Trecho IV -Taubaté 2.6.1904

"Estou prestes a fechar o meu curso. Entro na "vida prática" em dezembro e creio que realizarei o meu sonho: ser fazendeiro. A minha vida ideal ( isto é, de idéias) está a pingar o ponto final. Vou morrer _ vai morrer este Lobato das cartas. E nascerá um que te fale em milho e porcos, e te dê receita para acabar com o piolho das galinhas.
Está um frio de fim de vida. Meus dedos enregelam. Vou sair, andar, tomar sol. Adeus." Lobato

Trecho V - S. Paulo, 15.11.1904
Rangel:

"É cheio do passado que te escrevo. Imagina que fui ao Rink (coisa que não conheces: patinação) e lá encontrei numa roda de quatro a moça mais bela que a Natureza ainda produziu. Bela, fina, elegante...

Estes adjetivos já não dizem nada por causa dos abusos do Macuco. Sabe lá o que é o belo, Rangel? É o que alcança uma harmonia de formas absolutamente de acordo com nosso desejo. Se um mínimo senão na asa de um nariz rompe de leve essa harmonia, a criatura pode ser linda, bonita, encantadora - mas bela não é. Pois aquela moça era bela, Rangel. Chamava-se nos meus 14 anos, belita, Isabelita - Isabel. Foi o meu primeiro amor, em Taubaté.

Mas falemos em coisas profanas. Li o teu último artigo... Nunca viste reprodução dum quadro de Gleyre, Ilusões Perdidas? Pois o teu artigo me deu a impressão do quadro de Gleyre posto em palavras. Num cais melancólico barcos saem; e um barco chega, trazendo à proa um velho com um braço pendido largadamente sobre uma lira - uma figura que a gente vê e nunca mais esquece (se há por aí os Ensaios da Crítica e História do Taine, lê o capítulo sobre Gleyre). O teu artigo me evocou a barca do velho. Em que estado voltaremos, Rangel, desta nossa aventura de arte pelos mares da vida em fora? Como o velho Gleyre?
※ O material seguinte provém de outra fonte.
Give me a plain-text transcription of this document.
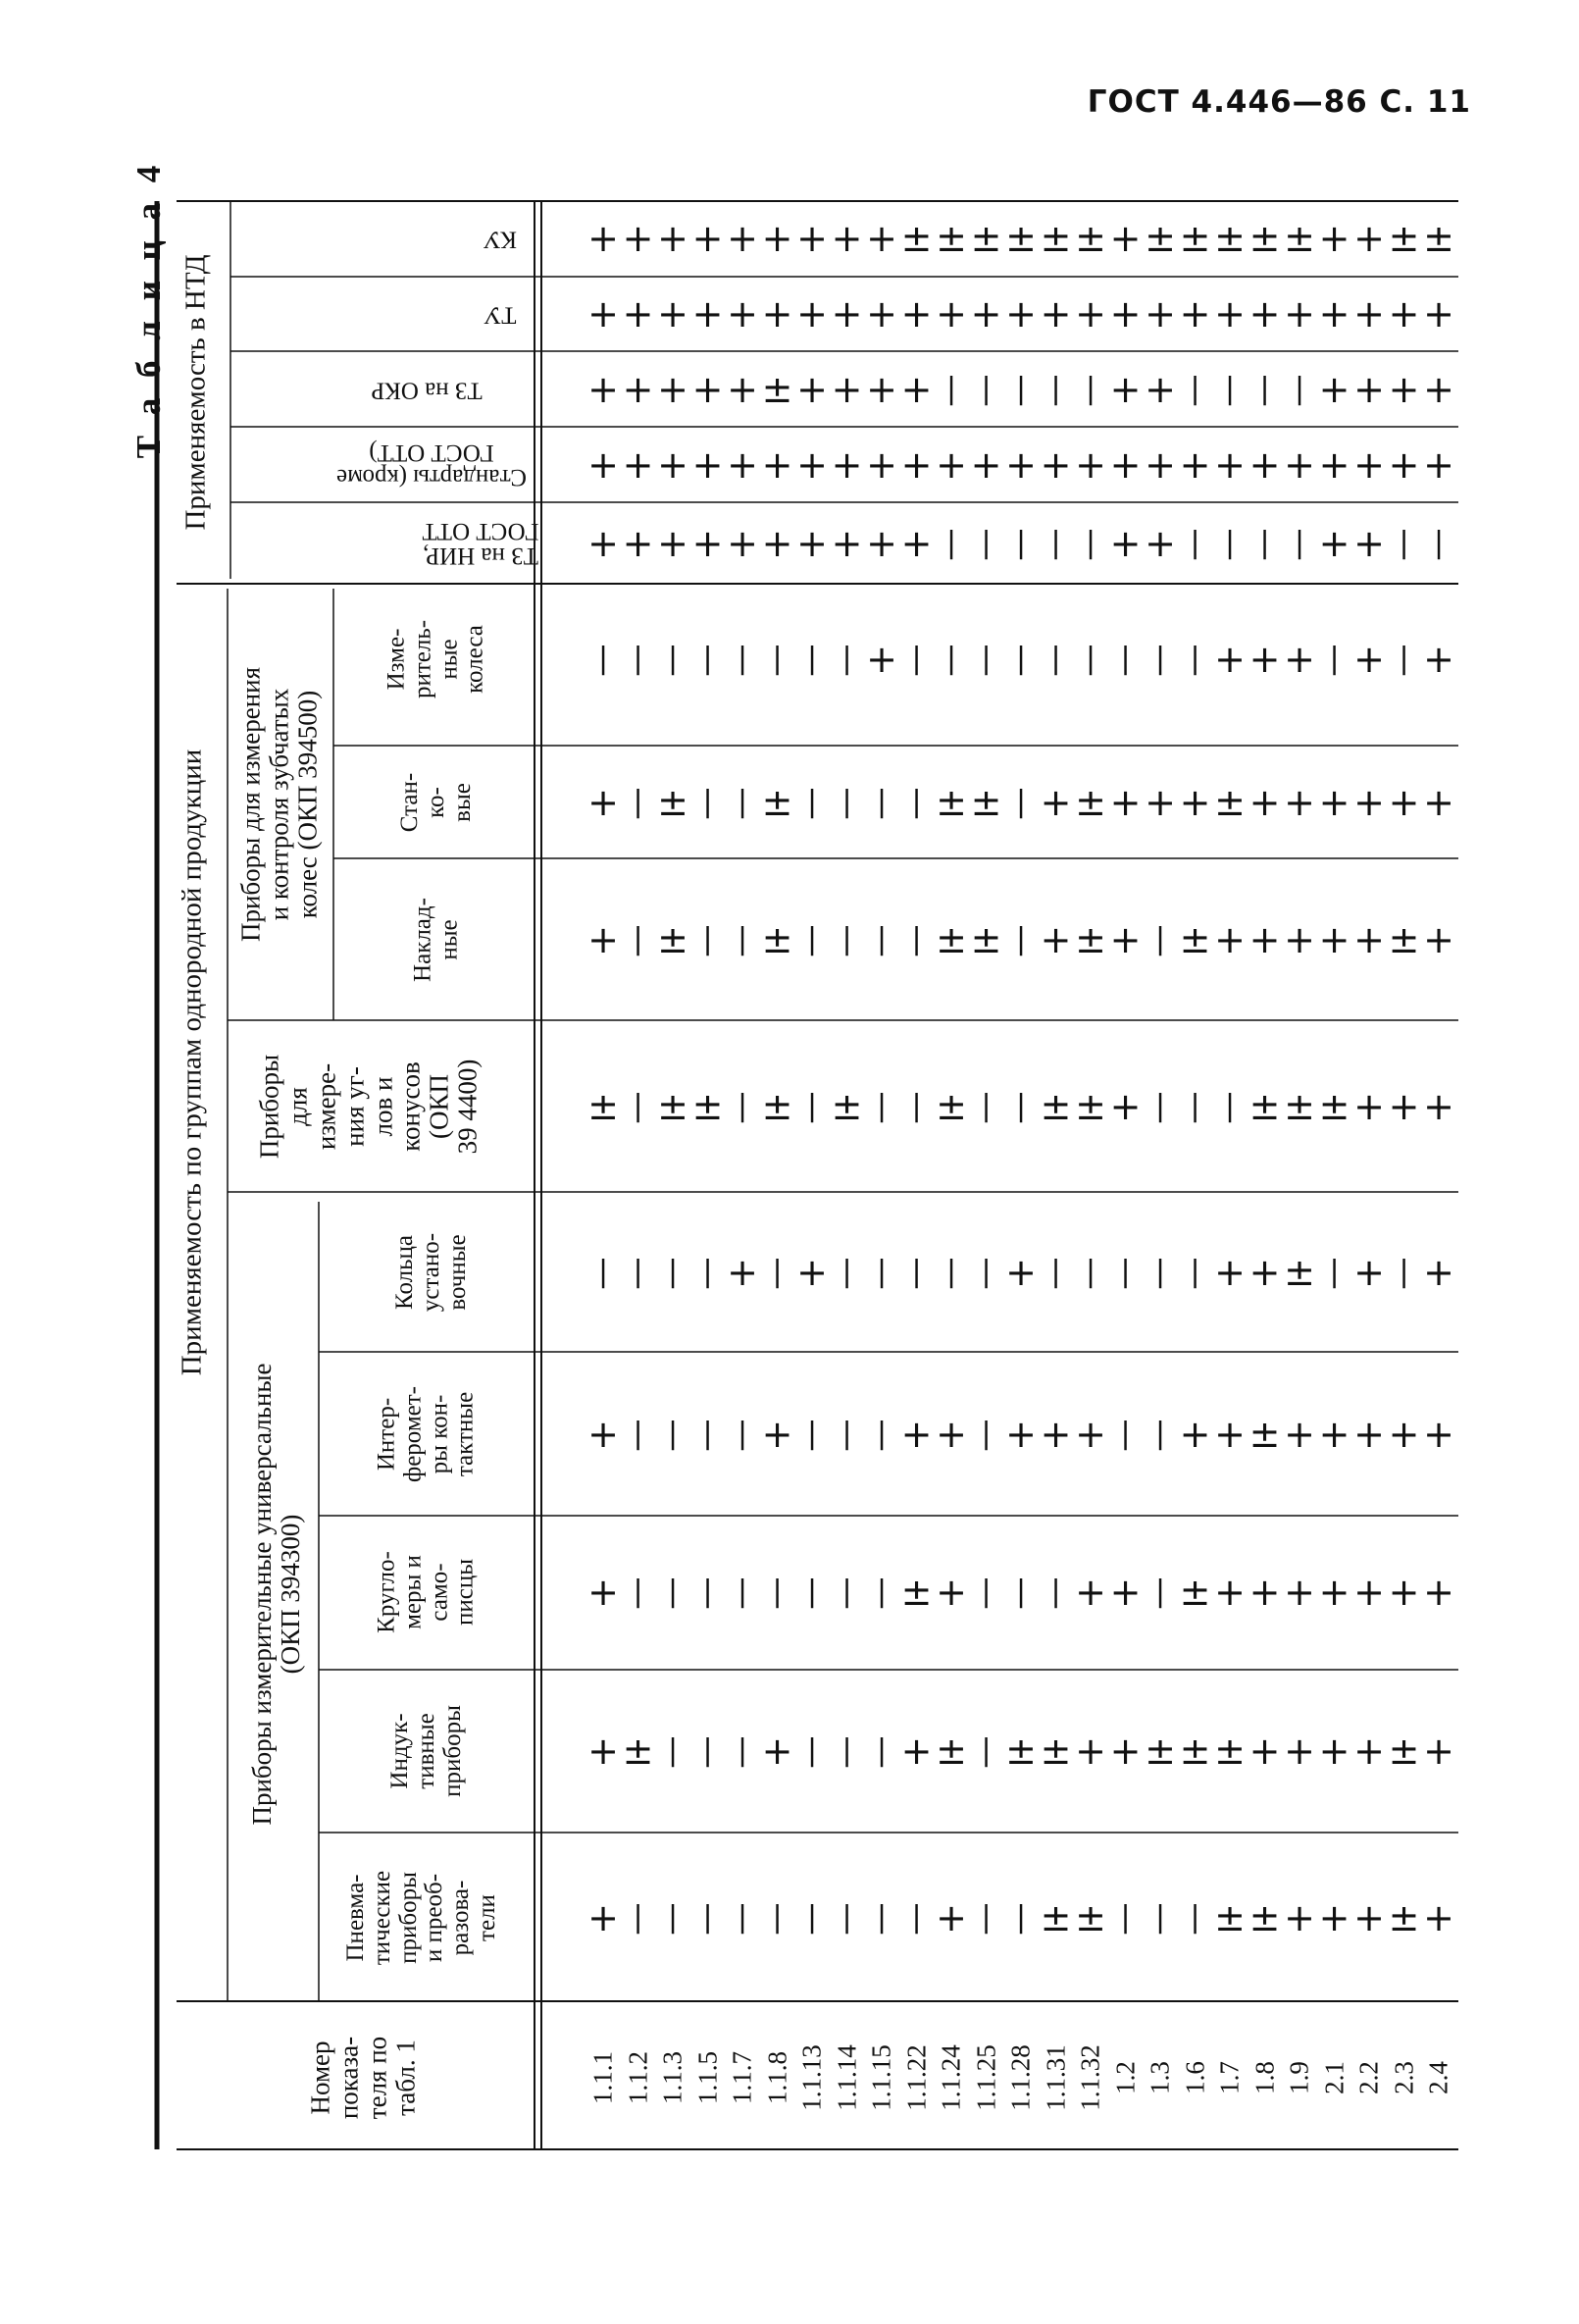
ГОСТ 4.446—86 С. 11
Т а б л и ц а 4
Применяемость по группам однородной продукции
Применяемость в НТД
Приборы измерительные универсальные
(ОКП 394300)
Приборы
для
измере-
ния уг-
лов и
конусов
(ОКП
39 4400)
Приборы для измерения
и контроля зубчатых
колес (ОКП 394500)
Номер
показа-
теля по
табл. 1
Пневма-
тические
приборы
и преоб-
разова-
тели
Индук-
тивные
приборы
Кругло-
меры и
само-
писцы
Интер-
феромет-
ры кон-
тактные
Кольца
устано-
вочные
Наклад-
ные
Стан-
ко-
вые
Изме-
ритель-
ные
колеса
ТЗ на НИР,
ГОСТ ОТТ
Стандарты (кроме
ГОСТ ОТТ)
ТЗ на ОКР
ТУ
КУ
1.1.1 1.1.2 1.1.3 1.1.5 1.1.7 1.1.8 1.1.13 1.1.14 1.1.15 1.1.22 1.1.24 1.1.25 1.1.28 1.1.31 1.1.32 1.2 1.3 1.6 1.7 1.8 1.9 2.1 2.2 2.3 2.4
+ | | | | | | | | | + | | ± ± | | | ± ± + + + ± +
+ ± | | | + | | | + ± | ± ± + + ± ± ± + + + + ± +
+ | | | | | | | | ± + | | | + + | ± + + + + + + +
+ | | | | + | | | + + | + + + | | + + ± + + + + +
| | | | + | + | | | | | + | | | | | + + ± | + | +
± | ± ± | ± | ± | | ± | | ± ± + | | | ± ± ± + + +
+ | ± | | ± | | | | ± ± | + ± + | ± + + + + + ± +
+ | ± | | ± | | | | ± ± | + ± + + + ± + + + + + +
| | | | | | | | + | | | | | | | | | + + + | + | +
+ + + + + + + + + + | | | | | + + | | | | + + | |
+ + + + + + + + + + + + + + + + + + + + + + + + +
+ + + + + ± + + + + | | | | | + + | | | | + + + +
+ + + + + + + + + + + + + + + + + + + + + + + + +
+ + + + + + + + + ± ± ± ± ± ± + ± ± ± ± ± + + ± ±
Cansados, rotos? As ilusões daquele homem eram as velas da barca - e não ficou nenhuma. Nossos dois barquinhos estão hoje cheios de velas novas e arrogantes, atadas ao mastro da nossa petulância. São as nossas ilusões. Que lhes acontecerá? " (...)
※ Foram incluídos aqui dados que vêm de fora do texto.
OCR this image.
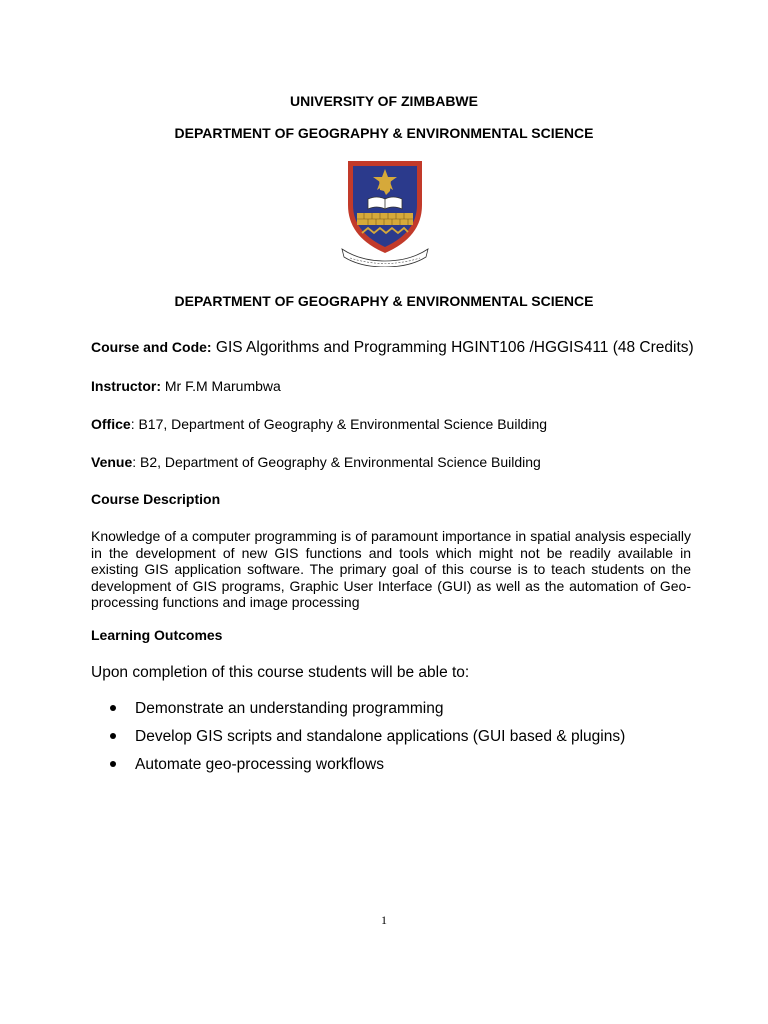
UNIVERSITY OF ZIMBABWE

DEPARTMENT OF GEOGRAPHY & ENVIRONMENTAL SCIENCE

DEPARTMENT OF GEOGRAPHY & ENVIRONMENTAL SCIENCE

Course and Code: GIS Algorithms and Programming HGINT106 /HGGIS411 (48 Credits)

Instructor: Mr F.M Marumbwa

Office: B17, Department of Geography & Environmental Science Building

Venue: B2, Department of Geography & Environmental Science Building

Course Description

Knowledge of a computer programming is of paramount importance in spatial analysis especially in the development of new GIS functions and tools which might not be readily available in existing GIS application software. The primary goal of this course is to teach students on the development of GIS programs, Graphic User Interface (GUI) as well as the automation of Geo-processing functions and image processing

Learning Outcomes

Upon completion of this course students will be able to:

Demonstrate an understanding programming
Develop GIS scripts and standalone applications (GUI based & plugins)
Automate geo-processing workflows

1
Você me pede um conselho e atrevidamente eu dou o Grande Conselho: seja você mesmo, porque ou somos nós mesmos ou não somos coisa nenhuma. E para ser si mesmo é preciso um trabalho de mouro e uma vigilância incessante na defesa, porque tudo conspira para que sejamos meros números, carneiros de vários rebanhos - os rebanhos políticos, religiosos, estéticos. Há no mundo ódio à exceção - e ser si mesmo é ser exceção.

Trecho VI - Taubaté, 30.12.1904
Rangel:

"Aqui no exílio a madorra é um mal ambiente que derruba até os mais fortes. Exílio, Rangel, pura verdade! Saltar da libérrima vida estudantina de S. Paulo e cair neste convencionalismo de aldeia, com trabalhos forçados... Sinto-me rodeado de conspiradores; todos tramam o meu achatamento. Tudo quanto mais prezávamos _ o nosso individualismo, etc, é crime de lesa-aldeia, de que o vigário, os parentes e as mais "pessoas gradas"nos querem curar. O ideal é fazer de nós mais uma "pessoa grada", mais um "cidadão prestante". É arredondar-nos como um pedregulho, lixar-nos todas as arestas _ as nossas queridas arestas! Um homem aqui só fica bem "grado"quando se confunde com todos os outros e é irmão do Santíssimo Sacramento. (...)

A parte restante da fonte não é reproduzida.